Tampak sekumpulan burung sedang berputar-putar di ketinggian. Burung-burung itu sebenarnya lebih terlihat seperti titik-titik besar yang menggerombol. Namun bagi Damayanti yang matanya telah terlatih, ia tahu bahwa itu bukan titik-titik biasa. Matanya melihat jelas mereka adalah sekumpulan burung-burung yang mempunyai pola warna. Pada ujung kedua sayapnya yang meruncing, tampak lebih gelap daripada bagian lainnya.

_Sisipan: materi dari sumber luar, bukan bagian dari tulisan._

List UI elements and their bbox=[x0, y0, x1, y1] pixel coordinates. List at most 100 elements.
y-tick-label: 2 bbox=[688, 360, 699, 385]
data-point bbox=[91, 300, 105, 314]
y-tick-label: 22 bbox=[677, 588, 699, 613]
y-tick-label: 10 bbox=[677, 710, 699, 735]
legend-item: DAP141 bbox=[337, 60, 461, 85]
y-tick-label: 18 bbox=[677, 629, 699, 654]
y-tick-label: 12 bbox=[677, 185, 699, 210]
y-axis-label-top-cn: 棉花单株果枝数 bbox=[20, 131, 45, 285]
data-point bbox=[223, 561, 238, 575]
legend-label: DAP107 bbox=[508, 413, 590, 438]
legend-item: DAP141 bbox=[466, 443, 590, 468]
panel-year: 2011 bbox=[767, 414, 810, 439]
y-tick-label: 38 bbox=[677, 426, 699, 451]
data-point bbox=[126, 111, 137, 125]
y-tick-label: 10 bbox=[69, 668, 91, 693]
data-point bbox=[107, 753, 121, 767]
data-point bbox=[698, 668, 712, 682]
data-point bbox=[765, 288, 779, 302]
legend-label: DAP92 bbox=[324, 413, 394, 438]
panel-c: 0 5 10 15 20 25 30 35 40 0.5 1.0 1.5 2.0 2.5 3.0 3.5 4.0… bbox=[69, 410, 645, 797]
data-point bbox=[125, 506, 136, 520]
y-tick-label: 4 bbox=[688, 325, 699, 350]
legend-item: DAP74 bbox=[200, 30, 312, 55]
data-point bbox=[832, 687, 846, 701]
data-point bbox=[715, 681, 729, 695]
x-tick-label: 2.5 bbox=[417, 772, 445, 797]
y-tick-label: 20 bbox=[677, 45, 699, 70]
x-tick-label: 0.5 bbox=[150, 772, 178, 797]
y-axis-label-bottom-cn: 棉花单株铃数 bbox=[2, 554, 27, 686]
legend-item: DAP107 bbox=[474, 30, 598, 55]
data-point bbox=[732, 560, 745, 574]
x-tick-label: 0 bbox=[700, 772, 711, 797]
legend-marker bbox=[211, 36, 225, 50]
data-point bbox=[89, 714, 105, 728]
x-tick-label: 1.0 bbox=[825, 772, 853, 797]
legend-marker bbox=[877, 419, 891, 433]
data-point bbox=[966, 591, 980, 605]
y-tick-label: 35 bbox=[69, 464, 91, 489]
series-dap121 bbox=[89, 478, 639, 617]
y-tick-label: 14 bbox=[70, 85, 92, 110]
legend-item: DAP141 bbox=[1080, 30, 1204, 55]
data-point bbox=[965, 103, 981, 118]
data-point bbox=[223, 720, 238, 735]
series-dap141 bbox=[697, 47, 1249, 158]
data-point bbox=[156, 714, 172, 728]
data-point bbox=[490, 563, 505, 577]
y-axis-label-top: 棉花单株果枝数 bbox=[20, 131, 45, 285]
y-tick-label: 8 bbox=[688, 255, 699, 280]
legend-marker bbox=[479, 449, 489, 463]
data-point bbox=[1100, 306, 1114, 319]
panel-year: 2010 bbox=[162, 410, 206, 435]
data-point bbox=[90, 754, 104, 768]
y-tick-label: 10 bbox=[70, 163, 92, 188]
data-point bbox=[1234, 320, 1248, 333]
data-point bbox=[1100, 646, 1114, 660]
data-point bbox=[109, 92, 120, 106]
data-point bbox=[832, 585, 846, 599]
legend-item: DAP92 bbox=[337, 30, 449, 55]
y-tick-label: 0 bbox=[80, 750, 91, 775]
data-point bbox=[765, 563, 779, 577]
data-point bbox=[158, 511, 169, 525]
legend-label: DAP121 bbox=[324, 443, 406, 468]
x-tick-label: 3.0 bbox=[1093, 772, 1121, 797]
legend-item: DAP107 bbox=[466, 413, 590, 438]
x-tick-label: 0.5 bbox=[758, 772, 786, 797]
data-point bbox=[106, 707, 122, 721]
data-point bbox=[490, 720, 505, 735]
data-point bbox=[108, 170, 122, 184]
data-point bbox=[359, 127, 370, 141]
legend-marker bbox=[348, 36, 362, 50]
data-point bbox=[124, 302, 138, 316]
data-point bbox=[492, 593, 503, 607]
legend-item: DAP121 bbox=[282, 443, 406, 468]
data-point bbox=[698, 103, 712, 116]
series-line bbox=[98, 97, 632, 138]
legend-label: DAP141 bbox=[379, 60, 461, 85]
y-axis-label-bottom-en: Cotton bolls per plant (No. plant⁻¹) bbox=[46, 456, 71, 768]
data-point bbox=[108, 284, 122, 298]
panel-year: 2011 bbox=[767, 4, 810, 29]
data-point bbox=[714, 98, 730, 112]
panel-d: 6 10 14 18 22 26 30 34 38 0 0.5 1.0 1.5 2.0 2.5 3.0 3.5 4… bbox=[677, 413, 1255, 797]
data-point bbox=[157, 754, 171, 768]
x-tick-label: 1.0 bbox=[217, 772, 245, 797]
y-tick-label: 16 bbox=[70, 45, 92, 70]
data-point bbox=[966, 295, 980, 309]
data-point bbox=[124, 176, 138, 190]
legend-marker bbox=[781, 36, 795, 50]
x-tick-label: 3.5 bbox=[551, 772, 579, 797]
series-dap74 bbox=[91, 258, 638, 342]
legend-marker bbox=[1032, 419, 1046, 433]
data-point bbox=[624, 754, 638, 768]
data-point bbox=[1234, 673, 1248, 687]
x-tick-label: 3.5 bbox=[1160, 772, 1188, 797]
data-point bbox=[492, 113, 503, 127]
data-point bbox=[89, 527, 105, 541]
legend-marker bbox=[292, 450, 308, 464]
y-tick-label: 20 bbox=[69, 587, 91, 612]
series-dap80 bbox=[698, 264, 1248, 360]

Pernis ptilorhyncus yang mempunyai nama Indonesia Sikep Madu Asia adalah salah satu burung pemangsa yang bermigrasi dari bumi belahan utara menuju bumi belahan selatan. Bagi orang-orang seperti Damayanti, burung-burung pemangsa yang bermigrasi itu adalah tamu istimewa. Tamu yang berhasil mengambil hati para manusia-manusia aneh, penggila alam raya yang kurang kerjaan. Begitulah kata manusia-manusia lainnya.
Pernah suatu kali Wisnu bertanya kepada Damayanti apa istimewanya burung-burung pemangsa itu. Menurut Wisnu, mereka melakukan hal bodoh dengan terbang jauh bermil-mil dari tempat asalnya. Resikonya terlalu besar dibandingkan dengan tetap tinggal di habitatnya. Penuh berapi-api ia mengeluarkan isi hatinya.
“Apa mereka tidak berpikir kalau di perjalanan akan bertemu predator segala predator? manusia serakah, maksudku. Belum lagi cuaca yang tidak menentu. Satu lagi, mereka bakal tersesat di perjalanan. Angkasa itu kan luas. Sama seperti samudera yang tidak bisa dijelajahi seluruhnya. Kalau aku jadi mereka, aku pasti lebih memilih tetap tinggal di habitatku. Biarkan saja musim berganti dingin. Aku pasti akan beradaptasi. Ya, kan Dama? Kan begitu logikanya!”
Saat itu hampir saja Damayanti tak mampu menahan tawanya. Namun ia memaklumi mengapa Wisnu berkata seperti itu.